Para nosso texto, e a comunidade em que ele surgiu, Jesus deve ser compreendido na esteira da Sabedoria que agiu junto com Deus na criação e posteriormente ser manifestou a Israel. O texto de Pr 8,22-31 a apresenta numa intrigante ambigüidade entre criatura e criadora. Também Sb 7,21-28 atribui-lhe características que a aproximam do mundo divino. Já Eclo 24 apresenta-a encarregada de construir sua tenda no seio de Israel, manifestando a este os caminhos de Deus e da vida. Esta sabedoria, podemos ler nos escritos sapienciais, não se contenta em entender o mundo, estabelecer-lhe leis e regras de compreensão. Não está à procura da ordem e da harmonia. Pelo contrário, age no intuito de evidenciar o conflitivo, o problemático, o desordenado, apostando e exigindo o novo. Ressalta os absurdos da existência e os questiona. Basta ler com atenção o protesto de Jó, a fina ironia de Eclesiastes...

É a esta sabedoria que o Jesus joanino é vinculado, desde o início. Agente na criação, é rejeitado pelos seus. Vindo após João, é-lhe superior e por ele testemunhado. Nascido em circunstâncias pela Lei condenáveis, refaz o caminho de compreensão da ação de Deus: ele nasceu de Deus, cabe ousar esta heresia! Vindo ao mundo, ilumina os seres humanos, para que percebam o caminho que leva à verdade e à vida. E sendo a Sabedoria que desinstala, não esconde que sua missão acarreta conflitos, inevitáveis ao mesmo tempo que decisivos. A cruz está no final do relato não por acaso.

O prólogo do evangelho anuncia, então, o que haverá de ser o caminho de Jesus: a Sabedoria de Deus o revela aos humanos fazendo-se um deles, tornando-se carne, armando sua tenda itinerante, acompanhando os sem-teto e sem terra, de ontem e de hoje, no meio dos pobres, excluídos e abandonados. O Jesus da comunidade em que este evangelho surgiu é categoricamente a única mediação em relação ao divino. Diante dele a incumbência não é tanto a de substituí-lo ou representá-lo, mas principalmente segui-lo e se atrever a tomar as decisões aí implicadas.

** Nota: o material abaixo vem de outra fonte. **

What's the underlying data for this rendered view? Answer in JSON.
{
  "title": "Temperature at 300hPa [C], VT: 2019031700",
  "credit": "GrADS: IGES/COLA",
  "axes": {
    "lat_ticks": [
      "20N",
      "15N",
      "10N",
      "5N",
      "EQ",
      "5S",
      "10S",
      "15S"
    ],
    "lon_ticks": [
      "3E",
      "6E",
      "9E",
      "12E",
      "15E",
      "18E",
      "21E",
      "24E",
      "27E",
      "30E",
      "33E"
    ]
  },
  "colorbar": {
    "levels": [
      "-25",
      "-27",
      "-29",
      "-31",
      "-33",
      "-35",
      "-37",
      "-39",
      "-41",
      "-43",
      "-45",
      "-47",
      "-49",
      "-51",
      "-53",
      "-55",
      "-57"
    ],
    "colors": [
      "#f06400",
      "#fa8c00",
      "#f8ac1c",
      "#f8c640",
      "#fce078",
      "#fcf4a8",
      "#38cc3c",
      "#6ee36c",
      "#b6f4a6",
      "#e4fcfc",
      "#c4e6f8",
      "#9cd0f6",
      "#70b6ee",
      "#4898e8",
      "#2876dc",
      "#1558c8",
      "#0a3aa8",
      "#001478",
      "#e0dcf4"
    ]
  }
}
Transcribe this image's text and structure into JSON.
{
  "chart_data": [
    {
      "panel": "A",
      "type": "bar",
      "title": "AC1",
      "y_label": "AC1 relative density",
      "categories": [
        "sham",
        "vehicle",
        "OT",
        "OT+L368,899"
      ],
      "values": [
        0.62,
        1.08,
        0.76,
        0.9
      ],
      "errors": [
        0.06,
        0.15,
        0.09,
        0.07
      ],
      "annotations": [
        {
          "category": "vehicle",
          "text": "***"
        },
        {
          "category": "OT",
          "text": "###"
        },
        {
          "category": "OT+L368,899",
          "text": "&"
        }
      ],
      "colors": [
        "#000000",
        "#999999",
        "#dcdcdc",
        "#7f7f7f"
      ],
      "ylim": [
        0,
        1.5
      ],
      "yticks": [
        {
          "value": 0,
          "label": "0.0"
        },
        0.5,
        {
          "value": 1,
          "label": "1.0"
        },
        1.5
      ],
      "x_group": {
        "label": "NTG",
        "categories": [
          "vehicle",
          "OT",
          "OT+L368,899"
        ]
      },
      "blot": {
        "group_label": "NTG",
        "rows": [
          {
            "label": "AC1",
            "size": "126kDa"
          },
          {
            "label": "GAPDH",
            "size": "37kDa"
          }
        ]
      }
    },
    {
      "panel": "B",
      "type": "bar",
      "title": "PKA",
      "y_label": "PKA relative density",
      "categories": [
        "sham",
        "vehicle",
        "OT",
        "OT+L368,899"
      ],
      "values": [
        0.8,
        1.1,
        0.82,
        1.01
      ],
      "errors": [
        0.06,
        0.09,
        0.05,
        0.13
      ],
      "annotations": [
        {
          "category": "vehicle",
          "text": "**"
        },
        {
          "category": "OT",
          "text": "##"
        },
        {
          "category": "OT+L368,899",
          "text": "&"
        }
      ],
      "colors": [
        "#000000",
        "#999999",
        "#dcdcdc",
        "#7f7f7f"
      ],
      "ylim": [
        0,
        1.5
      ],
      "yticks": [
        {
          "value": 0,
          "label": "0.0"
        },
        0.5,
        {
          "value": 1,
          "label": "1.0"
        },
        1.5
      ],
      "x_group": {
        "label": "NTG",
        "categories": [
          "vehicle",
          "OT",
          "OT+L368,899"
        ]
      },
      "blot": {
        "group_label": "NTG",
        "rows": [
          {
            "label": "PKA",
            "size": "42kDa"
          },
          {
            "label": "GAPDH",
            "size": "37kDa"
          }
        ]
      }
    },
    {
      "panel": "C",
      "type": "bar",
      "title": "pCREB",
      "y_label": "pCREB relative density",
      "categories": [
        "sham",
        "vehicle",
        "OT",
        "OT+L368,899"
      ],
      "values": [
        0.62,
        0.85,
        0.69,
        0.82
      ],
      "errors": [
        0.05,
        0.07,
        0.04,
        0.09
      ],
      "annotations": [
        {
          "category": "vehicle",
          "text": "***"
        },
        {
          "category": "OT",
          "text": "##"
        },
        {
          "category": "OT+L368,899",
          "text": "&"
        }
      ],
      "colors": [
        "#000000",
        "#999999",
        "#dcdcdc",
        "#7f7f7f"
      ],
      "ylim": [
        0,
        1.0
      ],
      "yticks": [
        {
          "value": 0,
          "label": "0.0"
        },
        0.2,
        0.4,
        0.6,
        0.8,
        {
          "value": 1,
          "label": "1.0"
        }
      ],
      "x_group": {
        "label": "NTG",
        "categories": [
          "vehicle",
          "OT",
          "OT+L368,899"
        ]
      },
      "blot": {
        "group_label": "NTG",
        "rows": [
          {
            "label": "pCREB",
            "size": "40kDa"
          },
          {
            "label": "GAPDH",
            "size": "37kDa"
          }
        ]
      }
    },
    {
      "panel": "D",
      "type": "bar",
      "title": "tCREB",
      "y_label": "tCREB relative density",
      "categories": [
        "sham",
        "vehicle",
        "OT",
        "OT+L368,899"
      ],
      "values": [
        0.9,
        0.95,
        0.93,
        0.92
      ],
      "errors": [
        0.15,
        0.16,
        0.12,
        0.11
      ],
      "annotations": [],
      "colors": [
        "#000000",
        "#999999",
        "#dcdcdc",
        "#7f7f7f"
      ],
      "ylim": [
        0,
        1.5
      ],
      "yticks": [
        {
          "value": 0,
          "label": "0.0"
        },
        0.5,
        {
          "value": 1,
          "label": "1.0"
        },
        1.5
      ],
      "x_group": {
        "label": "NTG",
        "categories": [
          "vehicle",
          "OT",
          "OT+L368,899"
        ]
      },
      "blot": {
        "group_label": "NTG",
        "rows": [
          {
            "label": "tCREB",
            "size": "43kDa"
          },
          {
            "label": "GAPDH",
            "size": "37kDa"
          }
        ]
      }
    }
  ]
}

Desta firma, nosso texto, assim como as introduções aos evangelhos das comunidades de Lucas e de Mateus, fala do natal de Jesus já lhe indicando a compreensão que tem de sua missão, de sua ação, de seu legado. As festividades de fim de ano nem sempre nos fazem perceber o quanto este recém-nascido é sinal de contradição. A leitura atenta dos textos, contudo, pode abrir olhos, mentes e coração, para que este Natal seja realmente significativo. Assim seja!

POR:

Pedro Lima Vasconcellos
Doutorando em Ciências Sociais, assessor do CEBI-SP, professor da PUC-SP, Instituto Teológico Pio XI e Instituto do Sagrado Coração (abelha@cidadanet.org.br)

Rafael Rodrigues da Silva
Mestre em Ciências da Religião, assessor do CEBI-SP, professor da PUC-SP,Instituto Teológico Pio XI, Instituto do Sagrado Coração e ITESP (rafaeli@cidadanet.org.br)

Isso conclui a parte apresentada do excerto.